Diane Page, co-director, said: “Out West explores what it really means to belong in a shifting world. At a time when we have had cause to reflect on and analyse our values, beliefs and ideals – sometimes in uncomfortable and revealing conversations – each of these incredible plays proves to be ever more poignant.”
Alongside the Lyric’s production of Out West, West London writer and poet Zia Ahmed will lead a playwriting partnership to create new stories that are rooted in West London with students across six secondary schools in Hammersmith and Fulham. A selection of work will be filmed and presented in the Lyric’s Cinema, running in parallel with Out West during the summer.
The Overseas Student by Tanika Gupta
London. 1888. 18-year-old Mohandas K Gandhi is sent to the UK from India to study Law. He must navigate a time of uncertainty, growth and opportunity as he builds a new life far from his home and family. In Tanika Gupta’s sharp, witty, political play we see a teenage Ghandi struggle against class and imperialism yet delight in the joys of money, food and women as he attempts to fit into English society. A unique insight into the experiences which will go on to shape the moral and political beliefs of one of the most significant figures in history.
Blue water and cold and fresh by Simon Stephens
London, 2020. We follow one man’s journey as he is forced to confront his late father’s racism and his own white privilege. In the wake of city lockdown living and Black Lives Matter protests, as he explores the places his father once lived, his mourning is filled with difficult truths.
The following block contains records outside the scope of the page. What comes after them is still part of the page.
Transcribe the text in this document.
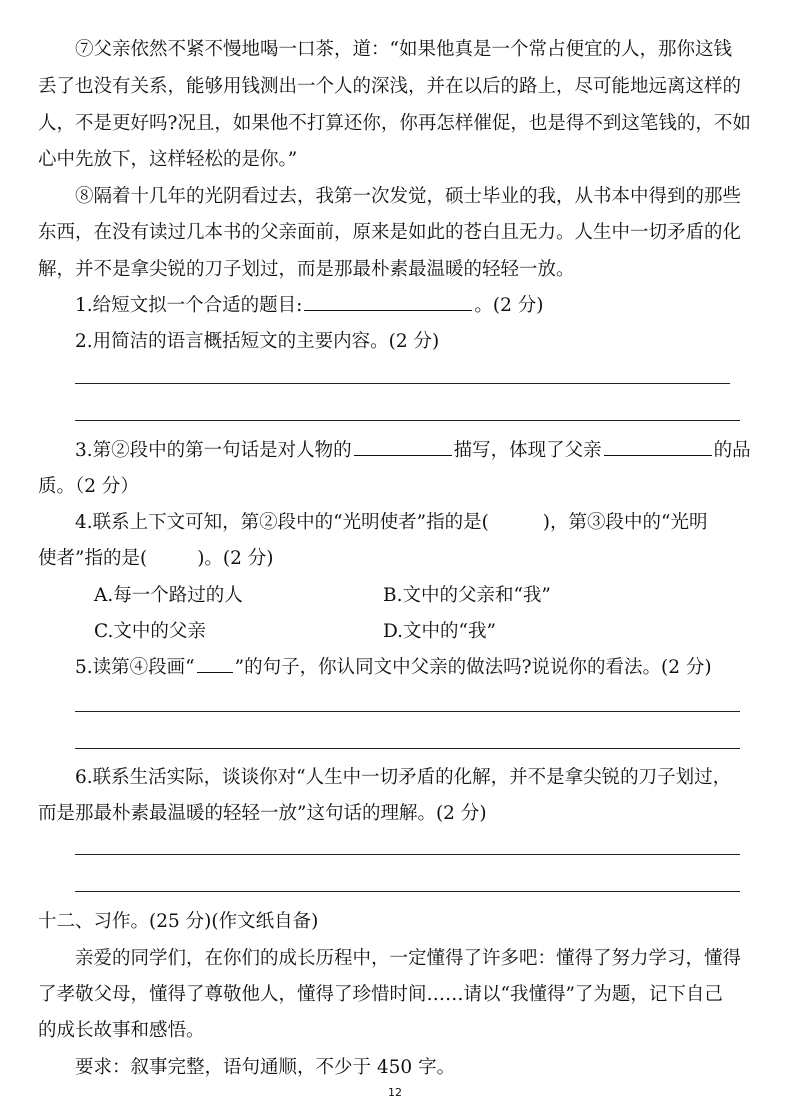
⑦父亲依然不紧不慢地喝一口茶，道：“如果他真是一个常占便宜的人，那你这钱
丢了也没有关系，能够用钱测出一个人的深浅，并在以后的路上，尽可能地远离这样的
人，不是更好吗?况且，如果他不打算还你，你再怎样催促，也是得不到这笔钱的，不如
心中先放下，这样轻松的是你。”
⑧隔着十几年的光阴看过去，我第一次发觉，硕士毕业的我，从书本中得到的那些
东西，在没有读过几本书的父亲面前，原来是如此的苍白且无力。人生中一切矛盾的化
解，并不是拿尖锐的刀子划过，而是那最朴素最温暖的轻轻一放。
1.给短文拟一个合适的题目:	。(2 分)
2.用简洁的语言概括短文的主要内容。(2 分)
3.第②段中的第一句话是对人物的	描写，体现了父亲	的品
质。（2 分）
4.联系上下文可知，第②段中的“光明使者”指的是(	)，第③段中的“光明
使者”指的是(	)。(2 分)
A.每一个路过的人	B.文中的父亲和“我”
C.文中的父亲	D.文中的“我”
5.读第④段画“ ”的句子，你认同文中父亲的做法吗?说说你的看法。(2 分)
6.联系生活实际，谈谈你对“人生中一切矛盾的化解，并不是拿尖锐的刀子划过，
而是那最朴素最温暖的轻轻一放”这句话的理解。(2 分)
十二、习作。(25 分)(作文纸自备)
亲爱的同学们，在你们的成长历程中，一定懂得了许多吧：懂得了努力学习，懂得
了孝敬父母，懂得了尊敬他人，懂得了珍惜时间……请以“我懂得”了为题，记下自己
的成长故事和感悟。
要求：叙事完整，语句通顺，不少于 450 字。
12
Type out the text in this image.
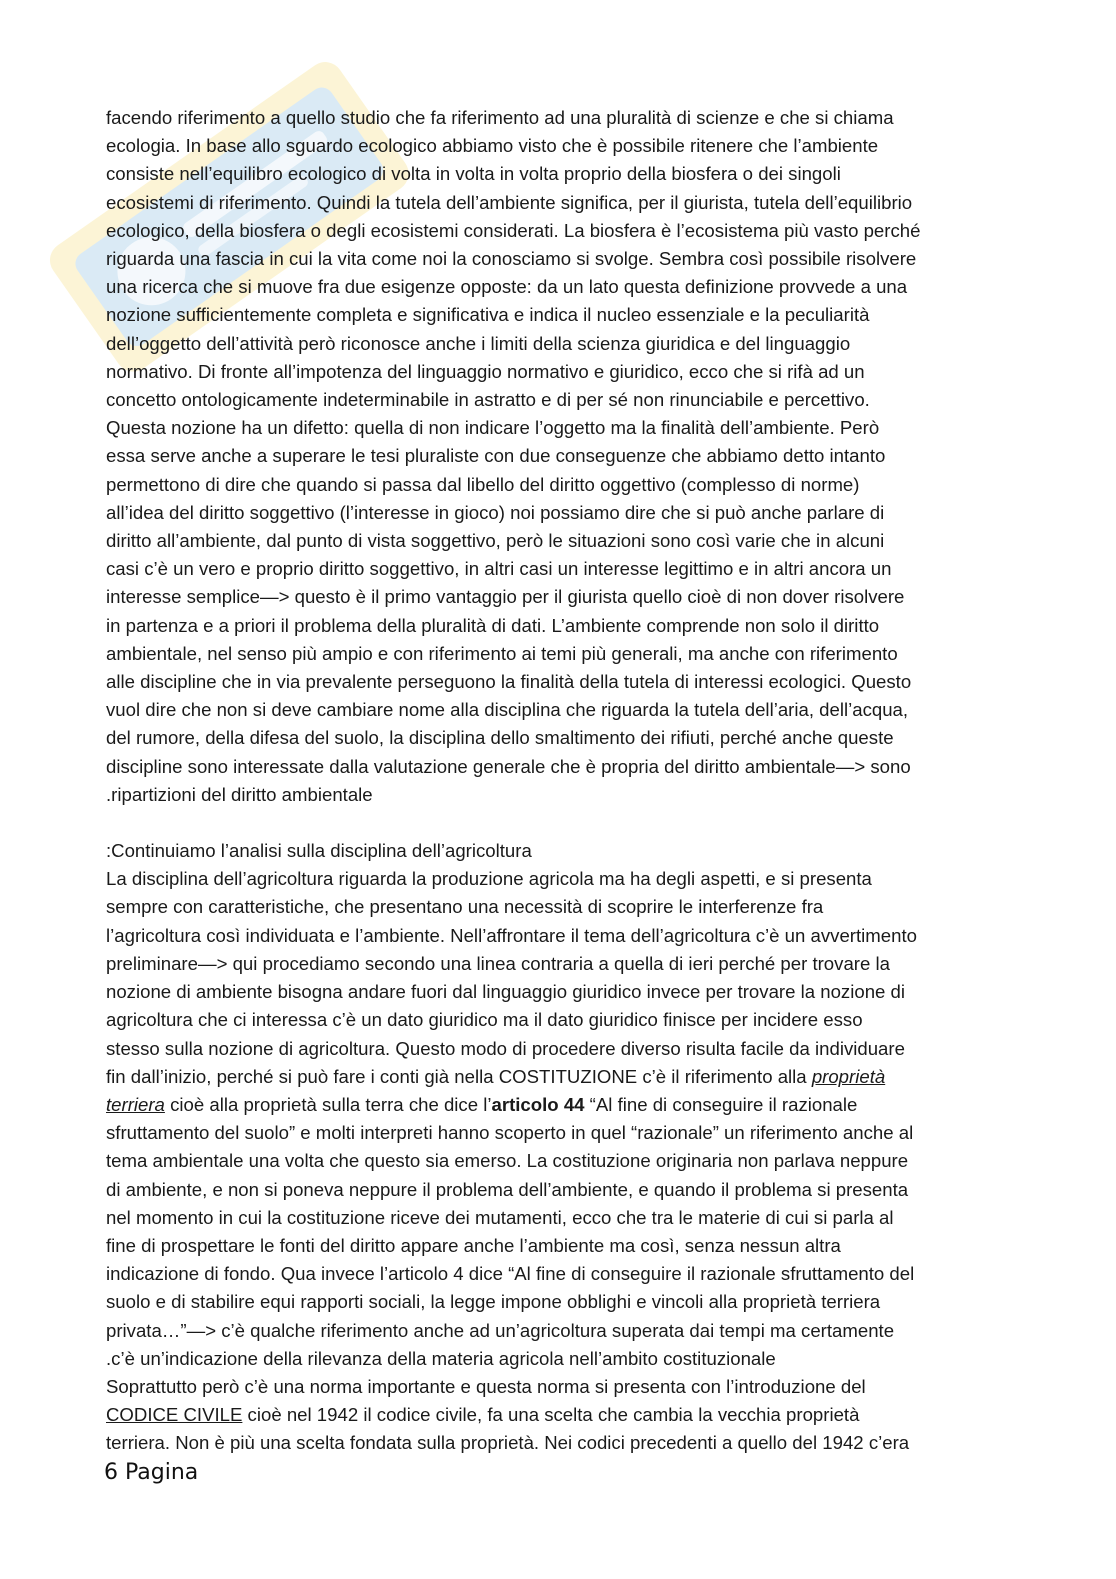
facendo riferimento a quello studio che fa riferimento ad una pluralità di scienze e che si chiama
ecologia. In base allo sguardo ecologico abbiamo visto che è possibile ritenere che l’ambiente
consiste nell’equilibro ecologico di volta in volta in volta proprio della biosfera o dei singoli
ecosistemi di riferimento. Quindi la tutela dell’ambiente significa, per il giurista, tutela dell’equilibrio
ecologico, della biosfera o degli ecosistemi considerati. La biosfera è l’ecosistema più vasto perché
riguarda una fascia in cui la vita come noi la conosciamo si svolge. Sembra così possibile risolvere
una ricerca che si muove fra due esigenze opposte: da un lato questa definizione provvede a una
nozione sufficientemente completa e significativa e indica il nucleo essenziale e la peculiarità
dell’oggetto dell’attività però riconosce anche i limiti della scienza giuridica e del linguaggio
normativo. Di fronte all’impotenza del linguaggio normativo e giuridico, ecco che si rifà ad un
concetto ontologicamente indeterminabile in astratto e di per sé non rinunciabile e percettivo.
Questa nozione ha un difetto: quella di non indicare l’oggetto ma la finalità dell’ambiente. Però
essa serve anche a superare le tesi pluraliste con due conseguenze che abbiamo detto intanto
permettono di dire che quando si passa dal libello del diritto oggettivo (complesso di norme)
all’idea del diritto soggettivo (l’interesse in gioco) noi possiamo dire che si può anche parlare di
diritto all’ambiente, dal punto di vista soggettivo, però le situazioni sono così varie che in alcuni
casi c’è un vero e proprio diritto soggettivo, in altri casi un interesse legittimo e in altri ancora un
interesse semplice—> questo è il primo vantaggio per il giurista quello cioè di non dover risolvere
in partenza e a priori il problema della pluralità di dati. L’ambiente comprende non solo il diritto
ambientale, nel senso più ampio e con riferimento ai temi più generali, ma anche con riferimento
alle discipline che in via prevalente perseguono la finalità della tutela di interessi ecologici. Questo
vuol dire che non si deve cambiare nome alla disciplina che riguarda la tutela dell’aria, dell’acqua,
del rumore, della difesa del suolo, la disciplina dello smaltimento dei rifiuti, perché anche queste
discipline sono interessate dalla valutazione generale che è propria del diritto ambientale—> sono
.ripartizioni del diritto ambientale

:Continuiamo l’analisi sulla disciplina dell’agricoltura

La disciplina dell’agricoltura riguarda la produzione agricola ma ha degli aspetti, e si presenta
sempre con caratteristiche, che presentano una necessità di scoprire le interferenze fra
l’agricoltura così individuata e l’ambiente. Nell’affrontare il tema dell’agricoltura c’è un avvertimento
preliminare—> qui procediamo secondo una linea contraria a quella di ieri perché per trovare la
nozione di ambiente bisogna andare fuori dal linguaggio giuridico invece per trovare la nozione di
agricoltura che ci interessa c’è un dato giuridico ma il dato giuridico finisce per incidere esso
stesso sulla nozione di agricoltura. Questo modo di procedere diverso risulta facile da individuare
fin dall’inizio, perché si può fare i conti già nella COSTITUZIONE c’è il riferimento alla proprietà
terriera cioè alla proprietà sulla terra che dice l’articolo 44 “Al fine di conseguire il razionale
sfruttamento del suolo” e molti interpreti hanno scoperto in quel “razionale” un riferimento anche al
tema ambientale una volta che questo sia emerso. La costituzione originaria non parlava neppure
di ambiente, e non si poneva neppure il problema dell’ambiente, e quando il problema si presenta
nel momento in cui la costituzione riceve dei mutamenti, ecco che tra le materie di cui si parla al
fine di prospettare le fonti del diritto appare anche l’ambiente ma così, senza nessun altra
indicazione di fondo. Qua invece l’articolo 4 dice “Al fine di conseguire il razionale sfruttamento del
suolo e di stabilire equi rapporti sociali, la legge impone obblighi e vincoli alla proprietà terriera
privata…”—> c’è qualche riferimento anche ad un’agricoltura superata dai tempi ma certamente
.c’è un’indicazione della rilevanza della materia agricola nell’ambito costituzionale

Soprattutto però c’è una norma importante e questa norma si presenta con l’introduzione del
CODICE CIVILE cioè nel 1942 il codice civile, fa una scelta che cambia la vecchia proprietà
terriera. Non è più una scelta fondata sulla proprietà. Nei codici precedenti a quello del 1942 c’era

6 Pagina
Simon Stephens’ latest play is a heartfelt exploration that questions what it means to be a father, husband and son.
Go, Girl by Roy Williams
London, 2020. Once the schoolgirl chosen to sing for the First Lady Michelle Obama, Donna is now a security guard patrolling the grounds of Westfield shopping centre. The hope and excitement she once felt has now become isolation and judgement of the choices she has made. Yet when Donna and her teenage daughter find themselves in a situation that tests their bravery and humanity, she realises just how truly remarkable they are. Roy Williams’ new play holds a lens up to female resilience and celebrates Black women and everyday heroism in the face of adversity.